WSU astronomer researches early universe galaxies

PULLMAN, Wash. – Hundreds of galaxies dating back to the time of the Big Bang have been discovered through an analysis of the two deepest views of the cosmos ever taken by NASA’s Hubble Space Telescope. The research was performed by a team of four astronomers that included John Blakeslee, an assistant professor with the Department of Physics and Astronomy at Washington State University.

The researchers report finding some 500 galaxies that existed less than a billion years after the Big Bang – a time when the cosmos was less than seven percent of its present age of 13.7 billion years. Their findings constitute the most comprehensive compilation of galaxies in the early universe.

The discovery is considered a significant leap forward in developing an understanding of the origin of galaxies, given that little was known of early galaxy formation just a decade ago, when astronomers had not seen even one galaxy dating back to the first billion years of the history of
the universe.

The early universe galaxies are smaller than today’s giant galaxies and quite bluish in color, indicating they are ablaze with star birth. They appear red in the Hubble images because of their tremendous distance from Earth. The blue light from the galaxies’ young stars took nearly 13 billion years to reach Earth. During the long journey, their shorter wavelength blue light shifted to longer wavelength red light due to the expansion of space.

“Finding so many of these dwarf galaxies, but so few bright ones, is evidence for galaxies building up from small pieces – merging together as predicted by the hierarchical theory of galaxy formation,” said Rychard Bouwens, an astronomer with the University of California, Santa Cruz, who led the Hubble study.

The researchers discovered the early galaxies in an analysis of the Hubble Ultra Deep Field, a patch of sky observed in unprecedented depth by Hubble in 2004, and the Great Observatories Origins Deep Survey, begun in 2003.

Their results are scheduled for publication in the Astrophysical Journal.

The astronomical data used in the study came from an instrument called the Advanced Camera for Surveys (or ACS) on board the Hubble Space Telescope. Blakeslee was part of a large team of scientists and engineers that developed the ACS and he wrote much of the software used to process the images used in identifying the early galaxies.

“Since its installation on Hubble in March 2002, the ACS instrument has been giving us spectacular views of the universe, from the most distant galaxies to nearby stars forming in our own Milky Way galaxy, and even the familiar planets within our solar system,” Blakeslee said. “Finding so many primordial galaxies in one study demonstrates the combined power of Hubble and the ACS. Nothing else in space or on Earth compares to it.”
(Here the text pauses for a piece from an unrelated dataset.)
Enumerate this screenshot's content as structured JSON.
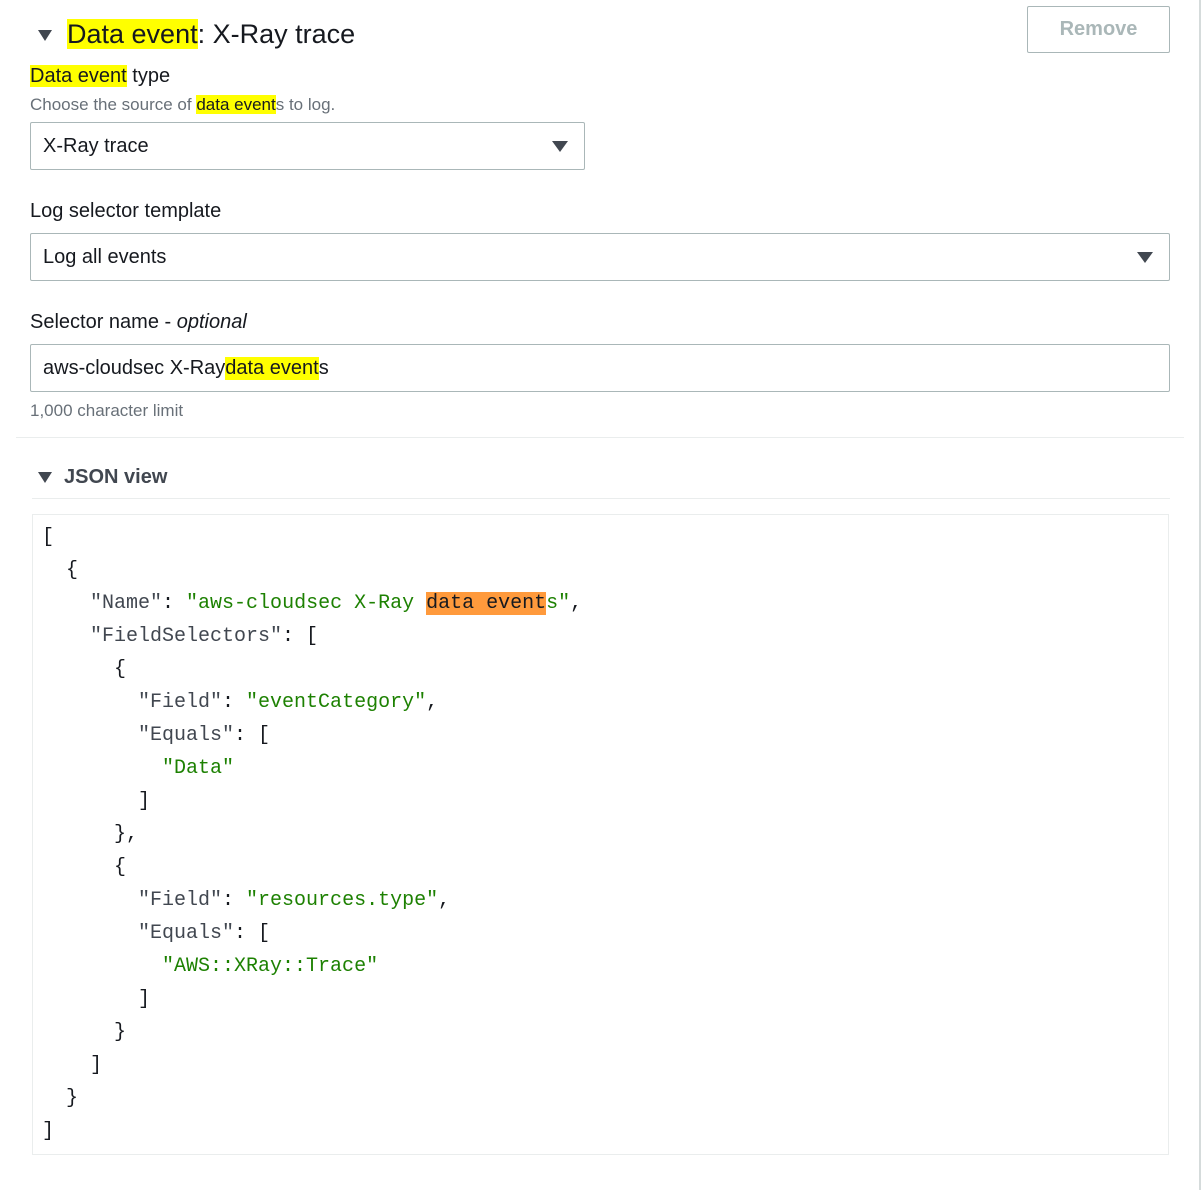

The researchers’ findings show that early dwarf galaxies were producing stars at a furious rate, about ten times faster than is happening now in nearby galaxies. Astronomers have long debated whether the hottest stars in early star-forming galaxies, such as those in this study, may have provided enough radiation to reheat the cold hydrogen gas that existed between galaxies in the early universe. The gas had been cooling since the Big Bang.

“Seeing all of these starburst galaxies provides evidence that there were enough galaxies one billion years after the Big Bang to finish reheating the universe,” said team member Garth Illingworth of the University of California, Santa Cruz. “It highlights a period of fundamental change in the universe, and we are seeing the galaxy population that brought about that change.”

Because the evolution of galaxies and stars occurs over billions of years, astronomers rarely witness dramatic, relatively brief transitions that changed the universe. One such event was the universe’s “reheating.”

Driven by the galaxies’ ultraviolet starlight, the reheating transformed the gas between galaxies from a cold, dark hydrogen soup to a hot, transparent plasma over only a few hundred million years. With the aid of Hubble and the ACS, astronomers are now beginning to see the kinds of galaxies that brought about that reheating.

“This research provides some answers to questions about the earliest stages of galaxy formation, but it also hints at how much more we have to learn,” Blakeslee said. “Five hundred primordial galaxies may seem like a lot, but those were found over a tiny fraction of the sky. There are likely billions more out there, even at these great distances and early cosmic times. We need bigger, more representative, samples to truly understand the formation and evolution of galaxies in the universe.”